The day wore on and drifted into a hot and stuffy night. When at last the buzzing of the flies was the only sound left in the orphanage, I opened the two doors that led into the multipurpose room of the small structure and let the cooler night air float inside. I sat on the sofa that had been trampled with activity throughout the day, and thought back over all that had happened. I thought over the quarreling and the struggling between the children. I thought about our constant battle to keep the flies out of the food and tried not to think about how close the open toilets were to the table. I thought of the inner struggles that I had seen in so many of the children that day. I thought of the girl’s request. It was not the first time one of them had said it. In fact, it was at least the third time that one of the girls had said such a thing to me. I had heard the same remark made quietly among themselves as well. How desperately they longed for the love that life and its many sins and sicknesses had taken from them. How desperately I longed to show them that God is the only one who can ever truly fill that gap.

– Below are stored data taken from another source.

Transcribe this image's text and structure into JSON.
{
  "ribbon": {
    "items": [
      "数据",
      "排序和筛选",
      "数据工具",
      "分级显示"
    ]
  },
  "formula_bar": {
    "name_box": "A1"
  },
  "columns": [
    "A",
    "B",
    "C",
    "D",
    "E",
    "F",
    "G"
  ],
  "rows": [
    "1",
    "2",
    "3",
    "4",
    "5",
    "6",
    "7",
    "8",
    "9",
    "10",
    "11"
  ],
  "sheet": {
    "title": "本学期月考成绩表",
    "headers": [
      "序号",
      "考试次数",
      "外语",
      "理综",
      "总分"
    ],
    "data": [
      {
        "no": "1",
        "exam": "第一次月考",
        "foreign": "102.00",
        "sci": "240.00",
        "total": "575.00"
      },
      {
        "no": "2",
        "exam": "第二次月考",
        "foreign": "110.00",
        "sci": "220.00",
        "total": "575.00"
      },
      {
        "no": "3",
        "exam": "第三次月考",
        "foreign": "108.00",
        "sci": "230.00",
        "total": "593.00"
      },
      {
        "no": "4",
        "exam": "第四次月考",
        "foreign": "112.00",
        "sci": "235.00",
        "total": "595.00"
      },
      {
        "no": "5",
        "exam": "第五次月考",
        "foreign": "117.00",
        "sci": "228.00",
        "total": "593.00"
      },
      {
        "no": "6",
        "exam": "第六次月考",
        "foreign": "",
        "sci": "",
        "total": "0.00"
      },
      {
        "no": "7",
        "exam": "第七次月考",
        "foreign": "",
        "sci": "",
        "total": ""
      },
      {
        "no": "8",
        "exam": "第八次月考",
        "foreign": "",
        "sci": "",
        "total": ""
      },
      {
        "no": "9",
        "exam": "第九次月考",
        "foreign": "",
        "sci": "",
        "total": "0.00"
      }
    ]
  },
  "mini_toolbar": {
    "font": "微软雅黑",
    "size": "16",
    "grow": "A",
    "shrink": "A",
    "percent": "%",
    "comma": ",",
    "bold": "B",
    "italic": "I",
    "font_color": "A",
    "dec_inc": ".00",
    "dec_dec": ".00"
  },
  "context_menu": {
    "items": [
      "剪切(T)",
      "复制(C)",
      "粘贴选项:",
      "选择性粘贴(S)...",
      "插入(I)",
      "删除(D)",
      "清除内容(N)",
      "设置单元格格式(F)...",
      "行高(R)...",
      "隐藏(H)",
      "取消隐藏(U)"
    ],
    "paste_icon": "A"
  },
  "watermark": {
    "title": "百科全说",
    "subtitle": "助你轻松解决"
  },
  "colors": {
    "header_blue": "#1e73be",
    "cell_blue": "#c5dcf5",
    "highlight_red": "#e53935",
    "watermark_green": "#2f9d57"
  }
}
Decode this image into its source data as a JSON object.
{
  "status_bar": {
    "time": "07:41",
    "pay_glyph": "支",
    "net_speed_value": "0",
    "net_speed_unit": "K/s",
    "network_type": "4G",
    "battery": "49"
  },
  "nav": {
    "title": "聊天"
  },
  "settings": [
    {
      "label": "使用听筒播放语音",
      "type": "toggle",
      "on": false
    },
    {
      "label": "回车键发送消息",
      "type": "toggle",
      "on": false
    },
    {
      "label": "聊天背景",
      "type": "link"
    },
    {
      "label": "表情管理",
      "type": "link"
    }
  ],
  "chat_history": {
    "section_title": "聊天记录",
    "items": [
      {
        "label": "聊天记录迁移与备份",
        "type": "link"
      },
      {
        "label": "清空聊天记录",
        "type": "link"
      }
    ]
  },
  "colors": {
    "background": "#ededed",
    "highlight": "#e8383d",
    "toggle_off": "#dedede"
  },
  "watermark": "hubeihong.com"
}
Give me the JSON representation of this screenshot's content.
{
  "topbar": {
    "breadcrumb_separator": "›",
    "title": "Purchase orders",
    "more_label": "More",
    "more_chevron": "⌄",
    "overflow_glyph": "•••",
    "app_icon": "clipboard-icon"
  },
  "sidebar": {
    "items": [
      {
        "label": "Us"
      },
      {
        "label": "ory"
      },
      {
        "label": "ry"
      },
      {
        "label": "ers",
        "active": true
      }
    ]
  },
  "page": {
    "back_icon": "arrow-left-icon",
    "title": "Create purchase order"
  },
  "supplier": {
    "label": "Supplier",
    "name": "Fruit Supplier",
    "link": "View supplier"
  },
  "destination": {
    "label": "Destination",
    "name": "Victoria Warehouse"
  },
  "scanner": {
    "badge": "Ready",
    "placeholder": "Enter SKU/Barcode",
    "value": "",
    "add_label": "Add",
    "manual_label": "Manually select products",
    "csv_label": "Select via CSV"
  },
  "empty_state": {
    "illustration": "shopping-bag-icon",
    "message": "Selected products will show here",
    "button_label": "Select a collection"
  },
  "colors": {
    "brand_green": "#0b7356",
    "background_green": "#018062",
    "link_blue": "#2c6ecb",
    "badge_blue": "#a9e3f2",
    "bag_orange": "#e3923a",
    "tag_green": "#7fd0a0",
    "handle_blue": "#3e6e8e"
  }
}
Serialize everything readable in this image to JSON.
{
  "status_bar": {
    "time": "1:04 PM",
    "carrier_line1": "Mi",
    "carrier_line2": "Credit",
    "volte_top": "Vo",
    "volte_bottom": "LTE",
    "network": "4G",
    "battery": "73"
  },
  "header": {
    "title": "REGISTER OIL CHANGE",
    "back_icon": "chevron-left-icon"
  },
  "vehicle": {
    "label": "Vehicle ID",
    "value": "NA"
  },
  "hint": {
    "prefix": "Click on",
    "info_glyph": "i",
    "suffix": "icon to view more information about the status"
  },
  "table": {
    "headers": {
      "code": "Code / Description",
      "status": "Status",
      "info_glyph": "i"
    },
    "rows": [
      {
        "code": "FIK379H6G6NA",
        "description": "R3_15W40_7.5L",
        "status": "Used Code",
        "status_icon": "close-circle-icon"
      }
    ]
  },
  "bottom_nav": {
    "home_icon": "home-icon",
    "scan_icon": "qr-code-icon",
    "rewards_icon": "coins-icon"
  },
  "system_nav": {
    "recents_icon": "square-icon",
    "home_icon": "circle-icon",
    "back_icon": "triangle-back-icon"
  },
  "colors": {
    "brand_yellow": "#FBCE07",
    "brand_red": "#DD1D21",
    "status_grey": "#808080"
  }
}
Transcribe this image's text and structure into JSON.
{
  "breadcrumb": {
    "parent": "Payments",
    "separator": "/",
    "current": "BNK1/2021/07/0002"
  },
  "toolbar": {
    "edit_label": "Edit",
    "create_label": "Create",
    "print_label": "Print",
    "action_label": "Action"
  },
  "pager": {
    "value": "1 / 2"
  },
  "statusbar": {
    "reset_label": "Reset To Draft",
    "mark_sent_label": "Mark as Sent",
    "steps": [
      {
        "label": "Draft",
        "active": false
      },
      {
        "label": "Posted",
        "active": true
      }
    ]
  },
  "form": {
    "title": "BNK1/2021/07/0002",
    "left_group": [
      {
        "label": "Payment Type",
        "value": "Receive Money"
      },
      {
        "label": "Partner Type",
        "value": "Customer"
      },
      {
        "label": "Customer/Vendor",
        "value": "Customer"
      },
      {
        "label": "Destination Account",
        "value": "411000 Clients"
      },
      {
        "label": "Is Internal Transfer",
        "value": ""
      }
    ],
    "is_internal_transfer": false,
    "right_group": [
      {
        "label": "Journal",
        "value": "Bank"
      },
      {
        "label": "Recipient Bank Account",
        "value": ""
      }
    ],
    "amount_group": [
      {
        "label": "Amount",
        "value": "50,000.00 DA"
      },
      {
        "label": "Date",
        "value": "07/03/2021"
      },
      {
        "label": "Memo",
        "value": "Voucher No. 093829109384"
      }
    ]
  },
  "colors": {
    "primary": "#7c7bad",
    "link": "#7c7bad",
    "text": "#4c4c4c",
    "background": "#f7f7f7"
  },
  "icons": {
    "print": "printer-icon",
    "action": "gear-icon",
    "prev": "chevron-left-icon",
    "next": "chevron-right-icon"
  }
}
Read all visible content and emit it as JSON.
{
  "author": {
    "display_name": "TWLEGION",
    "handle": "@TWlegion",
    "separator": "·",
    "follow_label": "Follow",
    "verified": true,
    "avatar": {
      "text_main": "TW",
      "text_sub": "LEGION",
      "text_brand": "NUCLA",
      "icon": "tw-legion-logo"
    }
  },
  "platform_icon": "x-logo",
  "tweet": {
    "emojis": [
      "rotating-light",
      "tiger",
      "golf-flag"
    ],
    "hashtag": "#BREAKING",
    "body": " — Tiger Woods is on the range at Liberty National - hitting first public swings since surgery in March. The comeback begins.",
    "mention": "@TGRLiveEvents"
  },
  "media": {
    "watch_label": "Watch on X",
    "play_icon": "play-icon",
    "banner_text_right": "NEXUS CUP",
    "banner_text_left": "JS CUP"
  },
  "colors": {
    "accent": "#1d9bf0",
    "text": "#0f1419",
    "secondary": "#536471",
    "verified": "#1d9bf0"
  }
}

God had given me a month and a half with them, but I knew that there was no guarantee that I would ever have another chance. Daily, we studied the scriptures, learning that they must be the foundation of our lives. Learning to build upon them as the wise man built upon the rock. Daily we worked to apply the principles of God’s word to everyday life, always stressing that we could never succeed until God had been made the Master Builder. But would it be enough? There had been little or no time to spend with the national caregivers, they watched and listened – but did they understand that the children’s lives needed to be guided not just sustained? If only there had been three of me, if only there was more time – if only there were more that were willing to take up the challenge – the challenge to show them that there is a Father for the fatherless.